View Full Version : Not usually a portrait person

07-16-2001, 09:24 PM
I'm not usually a portrait peerson (I usually hang out in the figure forum), but a friend asked me to do a portrait for her. I do a lot of compressed charcoal but my first attempt lost a lot of the detail I wanted, so I tried black prismacolor pencil.

This is the result.... any tips on how I can improve for the next one will be greatly appreciated. (I also posted this in the drawing forum for advice).


Thanks for viewing

07-17-2001, 05:29 AM
Hi Pete,

regarding the tip section... I can't give you any. I think your portrait is just beautyful. The shading and expression are excellent.

You are a portrait person.

Have a nice day

07-17-2001, 08:21 AM
This is a lovely image - great expression on the face. Can't tell of course how close the likeness is. Did you work from life or a photo?

I love some of the textures in this - especially the hair. The work on the hair and clothes looks very clean and crisp. However, the face seems to have lost a degree of crispness. Perhaps if you reserved some really white highlights on certain parts such as the nose (not everywhere, though. Don't over do it!). Likewise sharpen up the eyes with some real darks which would unite them more with the depth of tone on the hair.

Personally - and this is just me I dare say - I am not a big fan of faded out, floating bodies. I think the composition would be much stronger if you cropped it so that her body met the bottom edge of the paper.

The other thing is that I would give the figure more space in front of her and less behind. That way she doesn't seem crowded by the edge of the paper - there is room to breathe.

Overall, though, I do think this is a lovely picture and I hope you will post again in this forum.

07-17-2001, 01:35 PM
Originally posted by sandrafletcher

Personally - and this is just me I dare say - I am not a big fan of faded out, floating bodies. I think the composition would be much stronger if you cropped it so that her body met the bottom edge of the paper.

I am in serious agreement with Sandra here. If your figure is gonna fade out at the bottom, you need to do in in a sensitive, dynamic way, rather than the simple, static fade parallel with the bottom of the picture we see here. Why not continue the diagonal of the pearls on the forward edge off the page, and back up the directional flow by supporting it with the dark pattern on the sweater in the same area? I would deemphasise the matching pattern on the left, it's direction is distracting.

I also agree about the use of some highlights in the face.

The prismacolor black has introduced a major problem here. It is the darkest thing in the piece, has the hardest edges and the highest contrast, and is concentrated in the hair, which is really background material in a portrait. You want the attention to go to the face and eyes, not the hair! The eyes of the viewer go first to the areas of highest contrast and sharpness. If this was a painting, it would be easy to fix this problen by either lightening the hair or by going with a dark background. Lightening the hair wont work in prismacolor, though, and darkening the background (it would have to be closer in value to the hair than to the skin for it to work) is going to require a lot of labor and rethinking the whole value structure of the piece.

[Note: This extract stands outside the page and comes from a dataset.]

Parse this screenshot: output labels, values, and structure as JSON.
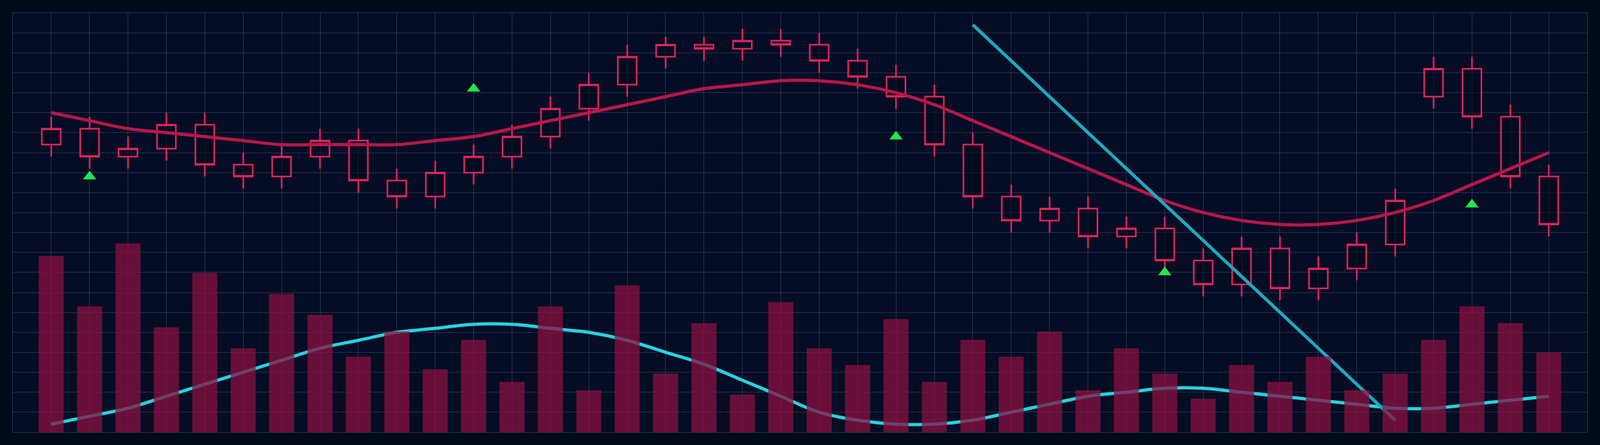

Its really too bad, as the piece in general has a nice light feel. The collar area is particularly nice with some sensitive line. The hair kills that.

The only options that make sense to me are sharpening the eyes and features (the pupil of the eye should really be your darkest dark) and redrawing the whole piece in prismacolors as a tonal study, using just greys (they have a range of about 10 greys in cool and warm varients), white and black. Prismacolor looks quite different than charcoal anyway, being a bit glossy rather than flat, so for the sake of a consistent surface you don't have much choice. Either that or starting again, with the thought of these value relationships in mind from the start.

Wow, I seem to be pretty opinionated this morning...better have some coffee. Hope this was helpful and not just depressing. Chances are very good that your client will love it anyway, in spite of the technical problems. But you should not.

07-20-2001, 11:32 AM
Thanks everyone.... Isn't WC great:)

mclaughlan... Thank you for your encouragement.. I don't think I'm quite there yet (I agree with Mark and Sandra regarding some of the technical aspects of this drawing).

Sandra.. great comments. I will definately take these into consideration for the next work.. This one was done from a sitting, which is real difficult. I do alot of work from photos these days (my wife is a photographer, and I am currently on transfer in Houston, where its a little difficult to get models for my figure work). My preference is from real life, but we dont always get the choice. This is one reason I am switching from figure to prortrait work :)

Mark... Thanks heaps.. I replied to you part of this post in the drawing forum.

onward and upwards.... The great thing about art is that you are never complete.. there is always something to challenge ourselves with.